Knill-Laflamme error correction conditions for correctable error set $\{\hat{E}_j\}$ are $ \hat{P}_{\mathcal{C}} \hat{E}_k^\dagger\hat{E}_l\hat{P}_{\mathcal{C}}\propto\hat{P}_{\mathcal{C}} $ where $\hat{P}_{\mathcal{C}}$ is the projector onto the logical codespace, or $\hat{I}_L$.

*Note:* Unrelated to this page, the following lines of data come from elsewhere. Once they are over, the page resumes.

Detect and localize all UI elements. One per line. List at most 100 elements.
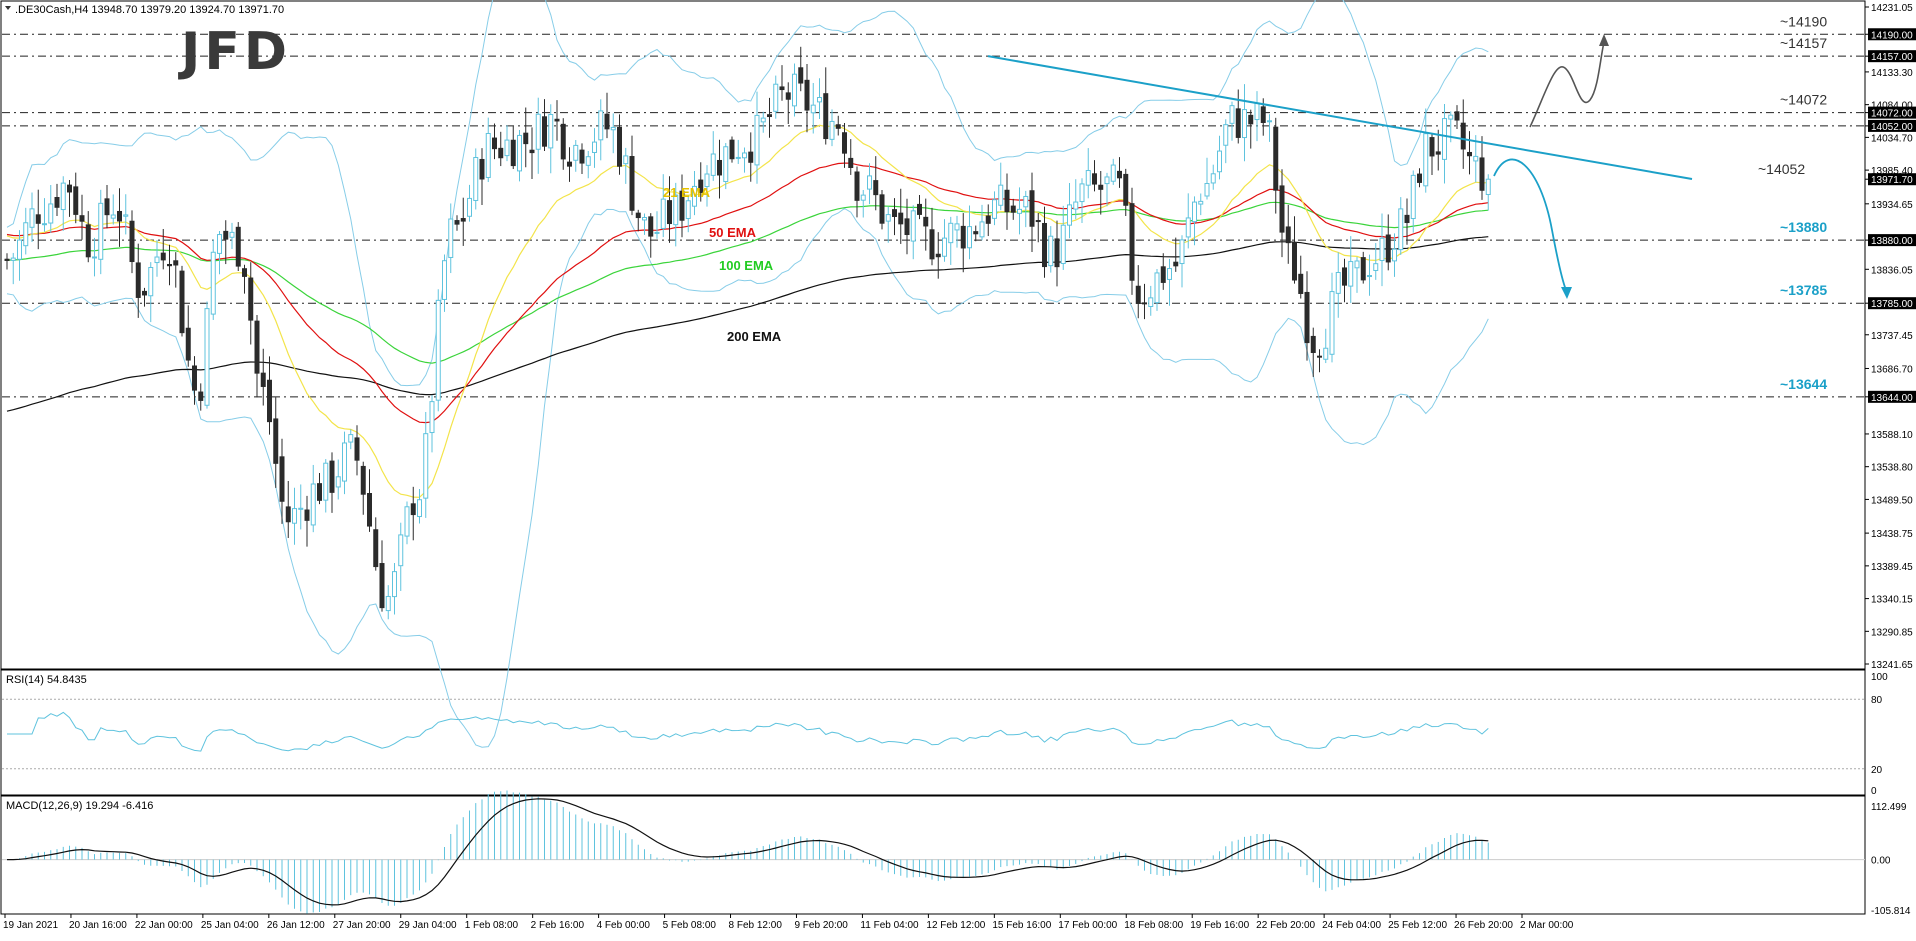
candle-body [160,252,166,261]
candle-body [529,149,535,154]
y-tick-label: 13644.00 [1871,393,1913,404]
candle-body [1123,173,1129,206]
candle-body [85,224,91,258]
candle-body [960,225,966,249]
candle-body [1367,275,1372,278]
candle-body [123,214,129,217]
candle-body [1398,208,1404,251]
candle-body [192,365,197,391]
candle-body [398,534,404,567]
candle-body [667,200,672,225]
candle-body [1198,200,1204,205]
candle-body [104,198,110,216]
candle-body [154,256,160,264]
candle-body [442,260,447,300]
candle-body [648,216,654,237]
jfd-logo: JFD [178,22,287,82]
candle-body [460,218,466,222]
candle-body [60,182,66,211]
candle-body [885,214,891,222]
candle-body [692,185,697,207]
candle-body [1448,114,1454,120]
y-tick-label: 14034.70 [1871,133,1913,144]
candle-body [748,151,754,163]
candle-body [685,200,691,219]
rsi-label: RSI(14) 54.8435 [6,674,87,686]
y-tick-label: 14084.00 [1871,101,1913,112]
candle-body [610,126,616,131]
candle-body [848,157,854,168]
candle-body [1423,133,1429,187]
x-tick-label: 11 Feb 04:00 [860,920,919,931]
candle-body [654,231,660,234]
candle-body [1242,109,1247,139]
candle-body [923,216,929,227]
candle-body [1379,237,1385,262]
candle-body [1479,157,1485,191]
candle-body [798,67,804,84]
candle-body [254,320,260,374]
candle-body [904,218,910,236]
y-tick-label: 14133.30 [1871,68,1913,79]
candle-body [717,159,722,176]
candle-body [1285,226,1291,244]
candle-body [129,220,135,263]
candle-body [304,509,310,521]
candle-body [935,253,941,258]
candle-body [248,277,254,321]
candle-body [217,234,222,254]
candle-body [1473,155,1479,162]
trendline [987,55,1693,181]
candle-body [1167,268,1172,280]
rsi-tick-label: 80 [1871,695,1883,706]
candle-body [617,126,622,167]
candle-body [1085,170,1091,186]
candle-body [1323,347,1329,360]
candle-body [1235,108,1241,138]
x-tick-label: 25 Jan 04:00 [201,920,259,931]
candle-body [767,114,772,118]
candle-body [492,137,497,150]
y-tick-label: 14157.00 [1871,52,1913,63]
bearish-scenario-arrow [1493,158,1567,291]
candle-body [454,220,460,225]
candle-body [148,266,154,297]
macd-pane [0,795,1866,915]
candle-body [392,571,397,598]
candle-body [604,113,610,130]
x-tick-label: 22 Feb 20:00 [1256,920,1315,931]
candle-body [804,79,810,111]
y-tick-highlight [1868,234,1916,247]
candle-body [1329,291,1335,355]
candle-body [285,506,291,523]
x-tick-label: 19 Jan 2021 [3,920,58,931]
ema-label: 21 EMA [663,185,711,200]
y-tick-label: 14190.00 [1871,30,1913,41]
candle-body [760,117,766,123]
candle-body [360,465,366,495]
rsi-tick-label: 100 [1871,672,1888,683]
candle-body [1273,126,1279,191]
candle-body [348,434,354,443]
candle-body [1067,204,1072,226]
candle-body [1267,120,1272,123]
y-tick-label: 13389.45 [1871,562,1913,573]
candle-body [1217,150,1222,173]
candle-body [1429,137,1435,157]
scenario-arrows [1493,34,1609,299]
rsi-tick-label: 0 [1871,786,1877,797]
macd-tick-label: 112.499 [1871,802,1907,813]
candle-body [1173,261,1179,267]
ema-200-line [6,236,1489,412]
x-tick-label: 29 Jan 04:00 [399,920,457,931]
candle-body [535,113,541,150]
candle-body [242,268,247,277]
candle-body [379,563,385,609]
candle-body [317,483,322,501]
candle-body [1229,105,1235,124]
candle-body [479,158,485,180]
candle-body [679,190,685,221]
candle-body [823,93,829,140]
candle-body [948,222,954,244]
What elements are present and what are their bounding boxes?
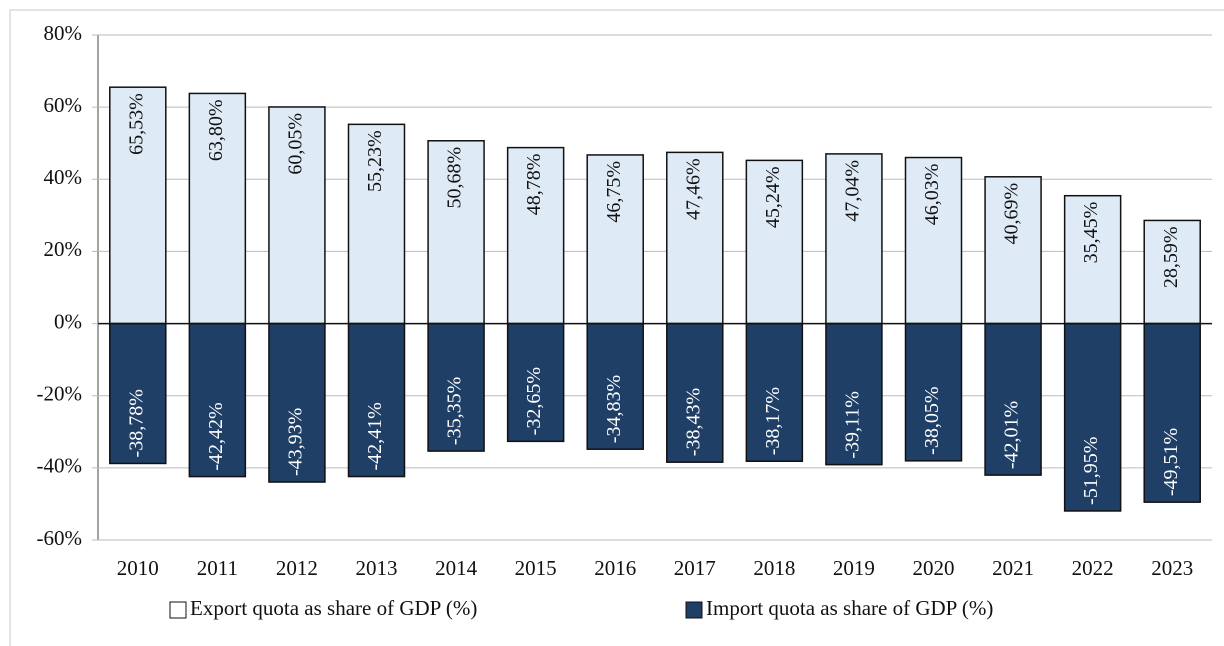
y-tick-label: -40% [37,454,83,478]
bar [506,322,565,443]
x-tick-label: 2017 [674,556,716,580]
x-tick-label: 2015 [515,556,557,580]
bar [984,322,1042,476]
data-label: -39,11% [842,391,864,459]
x-tick-label: 2020 [913,556,955,580]
y-tick-label: 40% [44,165,83,189]
bar [1063,194,1122,325]
x-tick-label: 2022 [1072,556,1114,580]
data-label: 46,03% [921,164,943,226]
bar [586,154,644,325]
x-tick-label: 2018 [753,556,795,580]
data-label: -42,41% [364,402,386,470]
data-label: 60,05% [285,113,307,175]
data-label: 65,53% [125,93,147,155]
legend-swatch [685,601,703,619]
legend-label: Import quota as share of GDP (%) [706,596,993,620]
bar [347,322,406,478]
y-tick-label: -20% [37,382,83,406]
legend-swatch [169,601,187,619]
data-label: 28,59% [1160,226,1182,288]
x-tick-label: 2012 [276,556,318,580]
data-label: -34,83% [603,375,625,443]
bar [666,322,724,463]
data-label: 40,69% [1001,183,1023,245]
data-label: -38,05% [921,386,943,454]
bar [268,106,326,325]
y-tick-label: 0% [54,309,82,333]
data-label: -49,51% [1160,428,1182,496]
bar [586,322,644,450]
bar [268,322,326,483]
x-tick-label: 2019 [833,556,875,580]
bar [506,146,565,325]
x-tick-label: 2016 [594,556,636,580]
data-label: 47,04% [842,160,864,222]
bar [984,176,1042,325]
bar [1143,219,1201,325]
bar [109,322,167,465]
data-label: 35,45% [1080,202,1102,264]
bar [1063,322,1122,512]
x-tick-label: 2021 [992,556,1034,580]
bar [1143,322,1201,503]
data-label: 47,46% [682,158,704,220]
y-tick-label: 60% [44,93,83,117]
bar [188,322,247,478]
bar [188,92,247,325]
data-label: 63,80% [205,99,227,161]
data-label: 50,68% [444,147,466,209]
data-label: 55,23% [364,130,386,192]
x-tick-label: 2023 [1151,556,1193,580]
bar [347,123,406,325]
bar [745,159,804,325]
bar [427,322,485,452]
data-label: -42,42% [205,402,227,470]
data-label: -43,93% [285,408,307,476]
frame [9,9,1224,646]
x-tick-label: 2014 [435,556,478,580]
data-label: -42,01% [1001,401,1023,469]
bar [825,322,883,466]
y-tick-label: 80% [44,21,83,45]
x-tick-label: 2010 [117,556,159,580]
data-label: -51,95% [1080,437,1102,505]
x-tick-label: 2011 [197,556,238,580]
bar [427,140,485,325]
y-tick-label: 20% [44,237,83,261]
data-label: -35,35% [444,377,466,445]
bar [745,322,804,463]
data-label: -38,78% [125,389,147,457]
data-label: 45,24% [762,166,784,228]
data-label: 48,78% [523,154,545,216]
y-tick-label: -60% [37,526,83,550]
x-tick-label: 2013 [356,556,398,580]
data-label: -38,43% [682,388,704,456]
data-label: 46,75% [603,161,625,223]
data-label: -38,17% [762,387,784,455]
legend-label: Export quota as share of GDP (%) [190,596,477,620]
data-label: -32,65% [523,367,545,435]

And in general, for both correctable and uncorrectable errors, $ \hat{I}_L \hat{E}_k^\dagger\hat{E}_l\hat{I}_L = \epsilon_0\hat{I}_L+\epsilon_X\hat{X}_L+\epsilon_Y\hat{Y}_L+\epsilon_Z\hat{Z}_L $. If the last three terms are non-zero we have uncorrectable errors. For context, I am following Sec IV. Primer: The QEC Matrix of this paper
This was all considering that pure states represent codewords.
Do these conditions change if the codewords are represented by impure(mixed) states with some density operators, say $\hat{\rho}_{0_L}$ and $\hat{\rho}_{1_L}$ such as in real-world experiments?
The codewords should be impure because encoding a qubit into pure states cannot be done with a fidelity $= 1$ in experiments. See for example, this paper that demonstrates beating the break-even point with error correction, using binomial codes.
How is the impurity due to imperfect state preparation handled by error correction conditions? Do we just consider $\hat{I}_L:=\left(\hat{\rho}_{0_L}+\hat{\rho}_{1_L}\right)/\mathcal{N}$ with the normalization $\mathcal{N}$ and check if we can, at least approximately, satisfy $\hat{I}_L \hat{E}_k^\dagger\hat{E}_l\hat{I}_L\propto\hat{I}_L$?